Don Julio in Buenos Aires became its first inductee after finishing first for three consecutive years between 2023 and 2025.

Following its induction, Don Julio was no longer included in the regular annual ranking.

== International coverage ==
World’s 101 Best Steak Restaurants has received media coverage in a number of countries, particularly in connection with the performance of restaurants in individual markets.

European food and hospitality publications including Falstaff have reported on the ranking, its evaluation process and the performance of restaurants in different editions.
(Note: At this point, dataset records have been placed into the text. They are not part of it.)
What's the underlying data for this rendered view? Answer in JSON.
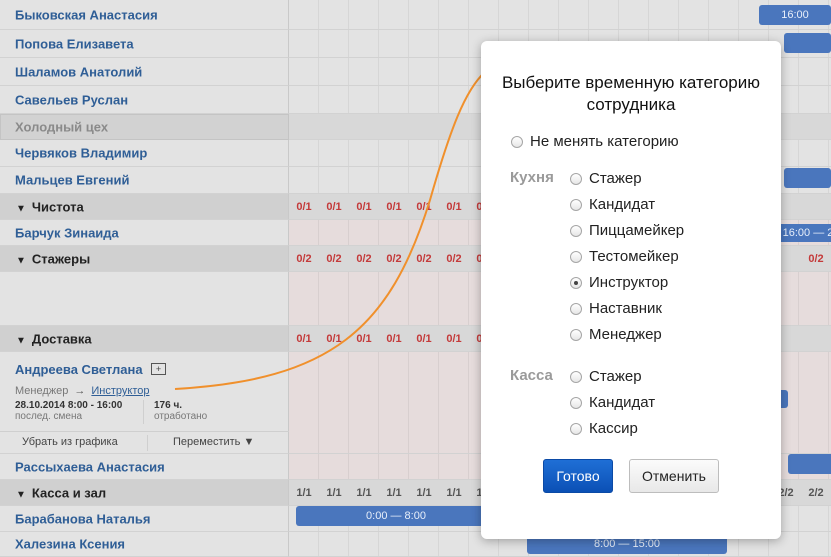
{
  "employees_top": [
    {
      "name": "Быковская Анастасия"
    },
    {
      "name": "Попова Елизавета"
    },
    {
      "name": "Шаламов Анатолий"
    },
    {
      "name": "Савельев Руслан"
    }
  ],
  "subsection": "Холодный цех",
  "employees_cold": [
    {
      "name": "Червяков Владимир"
    },
    {
      "name": "Мальцев Евгений"
    }
  ],
  "categories": {
    "cleaning": {
      "label": "Чистота",
      "counts": [
        "0/1",
        "0/1",
        "0/1",
        "0/1",
        "0/1",
        "0/1",
        "0/1"
      ]
    },
    "cleaning_employee": "Барчук Зинаида",
    "interns": {
      "label": "Стажеры",
      "counts": [
        "0/2",
        "0/2",
        "0/2",
        "0/2",
        "0/2",
        "0/2",
        "0/2"
      ],
      "right_count": "0/2"
    },
    "delivery": {
      "label": "Доставка",
      "counts": [
        "0/1",
        "0/1",
        "0/1",
        "0/1",
        "0/1",
        "0/1",
        "0/1"
      ]
    },
    "cash": {
      "label": "Касса и зал",
      "counts": [
        "1/1",
        "1/1",
        "1/1",
        "1/1",
        "1/1",
        "1/1",
        "1/1"
      ],
      "right_counts": [
        "2/2",
        "2/2"
      ]
    }
  },
  "expanded_employee": {
    "name": "Андреева Светлана",
    "plus_icon": "+",
    "from_category": "Менеджер",
    "arrow": "→",
    "to_category": "Инструктор",
    "last_shift_value": "28.10.2014 8:00 - 16:00",
    "last_shift_label": "послед. смена",
    "hours_value": "176 ч.",
    "hours_label": "отработано",
    "remove_action": "Убрать из графика",
    "move_action": "Переместить ▼"
  },
  "employees_bottom": [
    {
      "name": "Рассыхаева Анастасия"
    }
  ],
  "employees_cash": [
    {
      "name": "Барабанова Наталья"
    },
    {
      "name": "Халезина Ксения"
    }
  ],
  "shifts": {
    "top_right": "16:00",
    "barchuk_right": "16:00 — 2",
    "barabanova": "0:00 — 8:00",
    "khalezina": "8:00 — 15:00"
  },
  "modal": {
    "title": "Выберите временную категорию сотрудника",
    "no_change": "Не менять категорию",
    "kitchen_label": "Кухня",
    "kitchen_options": [
      "Стажер",
      "Кандидат",
      "Пиццамейкер",
      "Тестомейкер",
      "Инструктор",
      "Наставник",
      "Менеджер"
    ],
    "selected": "Инструктор",
    "cash_label": "Касса",
    "cash_options": [
      "Стажер",
      "Кандидат",
      "Кассир"
    ],
    "ok": "Готово",
    "cancel": "Отменить"
  },
  "colors": {
    "accent": "#2f5e96",
    "shift_bar": "#4a76bd",
    "count_red": "#c43a3a",
    "connector": "#f0902c",
    "ok_button": "#1466d0"
  }
}
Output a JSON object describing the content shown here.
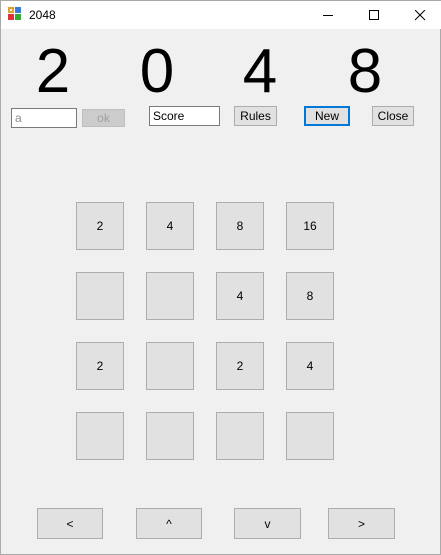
{
  "window": {
    "title": "2048"
  },
  "header": {
    "digits": [
      "2",
      "0",
      "4",
      "8"
    ]
  },
  "controls": {
    "input_value": "a",
    "ok_label": "ok",
    "score_value": "Score",
    "rules_label": "Rules",
    "new_label": "New",
    "close_label": "Close"
  },
  "board": {
    "rows": [
      [
        "2",
        "4",
        "8",
        "16"
      ],
      [
        "",
        "",
        "4",
        "8"
      ],
      [
        "2",
        "",
        "2",
        "4"
      ],
      [
        "",
        "",
        "",
        ""
      ]
    ]
  },
  "arrows": {
    "left": "<",
    "up": "^",
    "down": "v",
    "right": ">"
  },
  "colors": {
    "focus": "#0078d7",
    "background": "#f0f0f0",
    "tile": "#e1e1e1"
  }
}
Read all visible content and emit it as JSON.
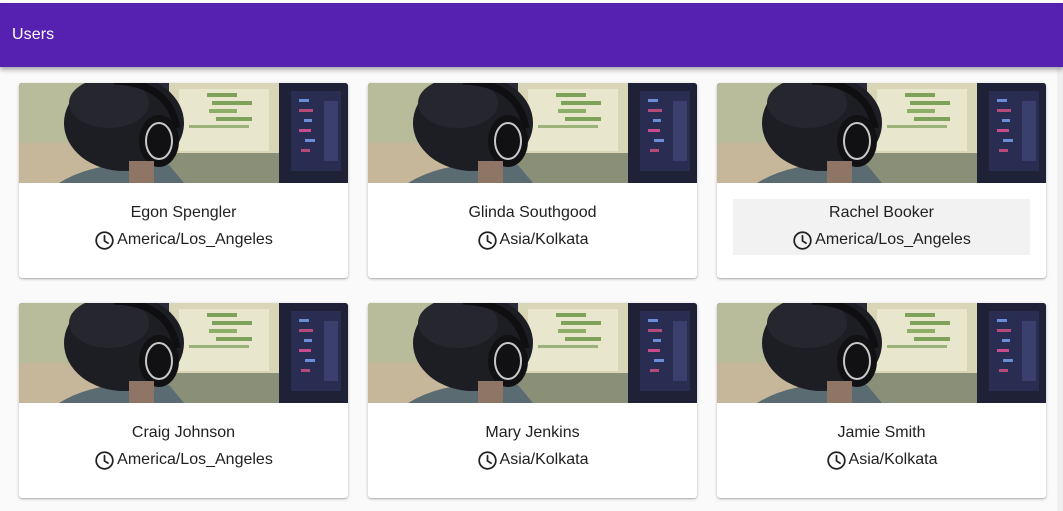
{
  "appbar": {
    "title": "Users",
    "color": "#5620b0"
  },
  "cards": [
    {
      "name": "Egon Spengler",
      "timezone": "America/Los_Angeles",
      "icon": "clock-icon"
    },
    {
      "name": "Glinda Southgood",
      "timezone": "Asia/Kolkata",
      "icon": "clock-icon"
    },
    {
      "name": "Rachel Booker",
      "timezone": "America/Los_Angeles",
      "icon": "clock-icon",
      "focused": true
    },
    {
      "name": "Craig Johnson",
      "timezone": "America/Los_Angeles",
      "icon": "clock-icon"
    },
    {
      "name": "Mary Jenkins",
      "timezone": "Asia/Kolkata",
      "icon": "clock-icon"
    },
    {
      "name": "Jamie Smith",
      "timezone": "Asia/Kolkata",
      "icon": "clock-icon"
    }
  ]
}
Australian media including The Australian and The Daily Telegraph have covered the performance of Australian restaurants in the ranking. Sydney has regularly had multiple restaurants represented, including Firedoor, Margaret and other venues.

In the United States, the ranking has been covered by national and regional media in connection with restaurants in New York, Chicago, Texas and other markets. In 2025, 19 US restaurants appeared in the list.

The ranking has also received coverage in Asian publications, including media in Singapore and Hong Kong reporting on restaurants from their respective markets appearing in the annual list.

The 2026 edition received international coverage after La Cúpula de El Capricho became the first Spanish restaurant to take the No.1 position.